At the very least, some minor modification to the base frame shouldn't suddenly fuse all the pods in place, locking them in there or preventing something from being slotted in. The mech should retain modularity like a Mercury has, at the very least. And it's ridiculous to think that all the battle armor hand holds and power ports rot and fall off just because you swapped a medium laser for a TAG or something.
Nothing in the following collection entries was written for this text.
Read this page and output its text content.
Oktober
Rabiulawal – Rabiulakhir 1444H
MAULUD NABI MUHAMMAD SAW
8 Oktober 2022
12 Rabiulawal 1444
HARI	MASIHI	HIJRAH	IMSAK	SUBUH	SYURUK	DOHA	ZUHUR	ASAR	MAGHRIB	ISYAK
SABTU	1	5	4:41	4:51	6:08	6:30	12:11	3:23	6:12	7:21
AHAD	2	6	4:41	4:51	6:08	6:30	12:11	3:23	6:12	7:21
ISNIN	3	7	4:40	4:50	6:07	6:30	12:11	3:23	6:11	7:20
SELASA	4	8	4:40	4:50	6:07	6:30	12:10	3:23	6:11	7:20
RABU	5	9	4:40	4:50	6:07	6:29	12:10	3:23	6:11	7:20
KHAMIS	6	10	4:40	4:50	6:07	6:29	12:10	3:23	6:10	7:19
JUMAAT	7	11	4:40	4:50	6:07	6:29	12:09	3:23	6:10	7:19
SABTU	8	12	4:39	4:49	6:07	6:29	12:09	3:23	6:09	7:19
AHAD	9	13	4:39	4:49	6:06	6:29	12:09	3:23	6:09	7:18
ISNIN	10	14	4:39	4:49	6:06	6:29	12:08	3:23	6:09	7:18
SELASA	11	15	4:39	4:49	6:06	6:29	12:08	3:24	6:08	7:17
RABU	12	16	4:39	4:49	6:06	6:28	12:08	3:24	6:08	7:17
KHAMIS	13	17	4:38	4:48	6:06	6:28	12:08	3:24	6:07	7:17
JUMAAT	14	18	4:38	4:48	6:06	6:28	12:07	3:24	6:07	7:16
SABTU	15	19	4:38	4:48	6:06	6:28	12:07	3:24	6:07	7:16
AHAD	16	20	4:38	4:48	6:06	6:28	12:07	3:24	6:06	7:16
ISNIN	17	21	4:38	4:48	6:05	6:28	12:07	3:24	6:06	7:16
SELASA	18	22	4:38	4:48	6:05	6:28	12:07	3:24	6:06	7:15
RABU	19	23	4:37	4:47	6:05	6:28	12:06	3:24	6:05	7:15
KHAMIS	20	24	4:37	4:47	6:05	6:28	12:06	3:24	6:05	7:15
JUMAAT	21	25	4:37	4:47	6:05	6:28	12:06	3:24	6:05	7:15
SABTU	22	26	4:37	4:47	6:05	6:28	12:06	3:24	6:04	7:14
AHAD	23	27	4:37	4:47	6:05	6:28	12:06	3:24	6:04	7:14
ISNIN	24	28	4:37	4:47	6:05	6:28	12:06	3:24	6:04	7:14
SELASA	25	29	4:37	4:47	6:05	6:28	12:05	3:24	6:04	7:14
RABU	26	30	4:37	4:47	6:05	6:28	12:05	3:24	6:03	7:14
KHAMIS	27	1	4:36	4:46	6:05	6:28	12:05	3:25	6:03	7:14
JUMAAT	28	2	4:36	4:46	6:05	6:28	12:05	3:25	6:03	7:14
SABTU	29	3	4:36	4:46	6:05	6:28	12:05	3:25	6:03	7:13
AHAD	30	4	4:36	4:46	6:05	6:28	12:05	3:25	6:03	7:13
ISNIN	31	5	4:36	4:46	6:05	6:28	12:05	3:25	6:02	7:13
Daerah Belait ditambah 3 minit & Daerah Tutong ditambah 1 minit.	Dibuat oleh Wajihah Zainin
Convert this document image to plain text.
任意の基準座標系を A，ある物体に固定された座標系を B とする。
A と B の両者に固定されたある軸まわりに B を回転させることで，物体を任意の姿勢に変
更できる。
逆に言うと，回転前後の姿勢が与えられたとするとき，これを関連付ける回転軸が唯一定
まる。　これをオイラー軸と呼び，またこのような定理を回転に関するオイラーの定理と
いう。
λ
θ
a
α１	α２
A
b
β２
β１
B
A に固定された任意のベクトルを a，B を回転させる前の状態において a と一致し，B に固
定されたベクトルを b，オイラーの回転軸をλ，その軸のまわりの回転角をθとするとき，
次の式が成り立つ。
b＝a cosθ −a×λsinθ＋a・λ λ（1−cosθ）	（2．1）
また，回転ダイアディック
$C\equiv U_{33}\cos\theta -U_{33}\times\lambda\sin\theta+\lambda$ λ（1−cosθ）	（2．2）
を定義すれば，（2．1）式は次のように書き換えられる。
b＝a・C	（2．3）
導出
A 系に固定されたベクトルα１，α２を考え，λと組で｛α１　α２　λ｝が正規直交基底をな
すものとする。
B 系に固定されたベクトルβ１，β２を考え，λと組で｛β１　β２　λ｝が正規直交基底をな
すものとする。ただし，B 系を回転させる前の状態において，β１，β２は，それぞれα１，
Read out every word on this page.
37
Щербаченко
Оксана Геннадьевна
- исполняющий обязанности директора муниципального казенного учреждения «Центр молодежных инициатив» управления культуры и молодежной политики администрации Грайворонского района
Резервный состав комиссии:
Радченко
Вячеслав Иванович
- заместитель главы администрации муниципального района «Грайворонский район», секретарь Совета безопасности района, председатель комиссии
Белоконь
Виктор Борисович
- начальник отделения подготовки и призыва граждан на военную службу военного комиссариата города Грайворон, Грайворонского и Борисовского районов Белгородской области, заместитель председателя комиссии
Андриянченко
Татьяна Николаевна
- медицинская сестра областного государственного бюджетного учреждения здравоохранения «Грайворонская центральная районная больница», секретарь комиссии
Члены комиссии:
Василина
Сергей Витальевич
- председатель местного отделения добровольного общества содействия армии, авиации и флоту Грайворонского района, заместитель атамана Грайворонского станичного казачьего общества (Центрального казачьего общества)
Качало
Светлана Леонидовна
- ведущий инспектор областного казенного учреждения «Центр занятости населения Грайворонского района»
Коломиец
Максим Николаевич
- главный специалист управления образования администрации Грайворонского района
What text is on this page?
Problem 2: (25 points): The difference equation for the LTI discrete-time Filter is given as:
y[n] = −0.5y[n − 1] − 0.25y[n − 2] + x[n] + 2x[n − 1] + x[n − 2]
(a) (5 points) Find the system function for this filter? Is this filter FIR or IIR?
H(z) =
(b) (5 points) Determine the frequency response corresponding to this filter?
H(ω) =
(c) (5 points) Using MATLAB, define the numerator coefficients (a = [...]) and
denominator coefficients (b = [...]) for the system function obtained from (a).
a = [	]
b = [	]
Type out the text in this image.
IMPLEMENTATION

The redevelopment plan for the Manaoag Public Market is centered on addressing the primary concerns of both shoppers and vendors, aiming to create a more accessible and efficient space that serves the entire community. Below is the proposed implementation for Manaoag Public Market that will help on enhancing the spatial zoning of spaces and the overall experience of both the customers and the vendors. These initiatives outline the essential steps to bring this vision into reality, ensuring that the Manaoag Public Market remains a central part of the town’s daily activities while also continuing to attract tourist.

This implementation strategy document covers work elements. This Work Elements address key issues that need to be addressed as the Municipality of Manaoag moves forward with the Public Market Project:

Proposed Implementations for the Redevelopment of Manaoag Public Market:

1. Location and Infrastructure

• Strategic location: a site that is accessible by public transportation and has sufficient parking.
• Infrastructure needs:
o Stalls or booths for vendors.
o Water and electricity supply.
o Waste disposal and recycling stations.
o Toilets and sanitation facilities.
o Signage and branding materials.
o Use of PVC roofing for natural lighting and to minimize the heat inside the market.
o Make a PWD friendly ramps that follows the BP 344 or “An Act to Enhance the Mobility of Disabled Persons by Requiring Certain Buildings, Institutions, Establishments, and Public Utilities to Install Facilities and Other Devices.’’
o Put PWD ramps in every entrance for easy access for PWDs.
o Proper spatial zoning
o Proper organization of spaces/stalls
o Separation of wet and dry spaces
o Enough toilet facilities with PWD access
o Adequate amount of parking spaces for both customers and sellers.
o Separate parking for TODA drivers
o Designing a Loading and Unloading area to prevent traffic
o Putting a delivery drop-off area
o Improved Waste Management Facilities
a more reasonable approach, IMO, would be to treat customizing the base frame as a much more difficult version of modifying a standard battlemech. Forbid it in any sort of tournament level play, because that's already forbidden for static battlemechs but if somebody wants to do it in their campaign, treat it as possible but incredibly difficult to do well. If you botch the attempt, give the choice of repairing to standard and aborting, or taking a negative quirk related to the part you were trying to modify. if you barely succeed, you get your mod, but increase the difficulty of further mods. if you get a strong success, you get your mod and can make more. Make the difficulty for mods that effect the available pod space, or impact the structure/speed/heat dissipation or other innate qualities of the mech scale rapidly towards impossibility, but make minor alterations a realistic possibility. Swapping an Avatar's fixed ML for an ER Version? Relatively Easy. Doing something about the fixed Arrow Launchers on the Naga? Super Difficult.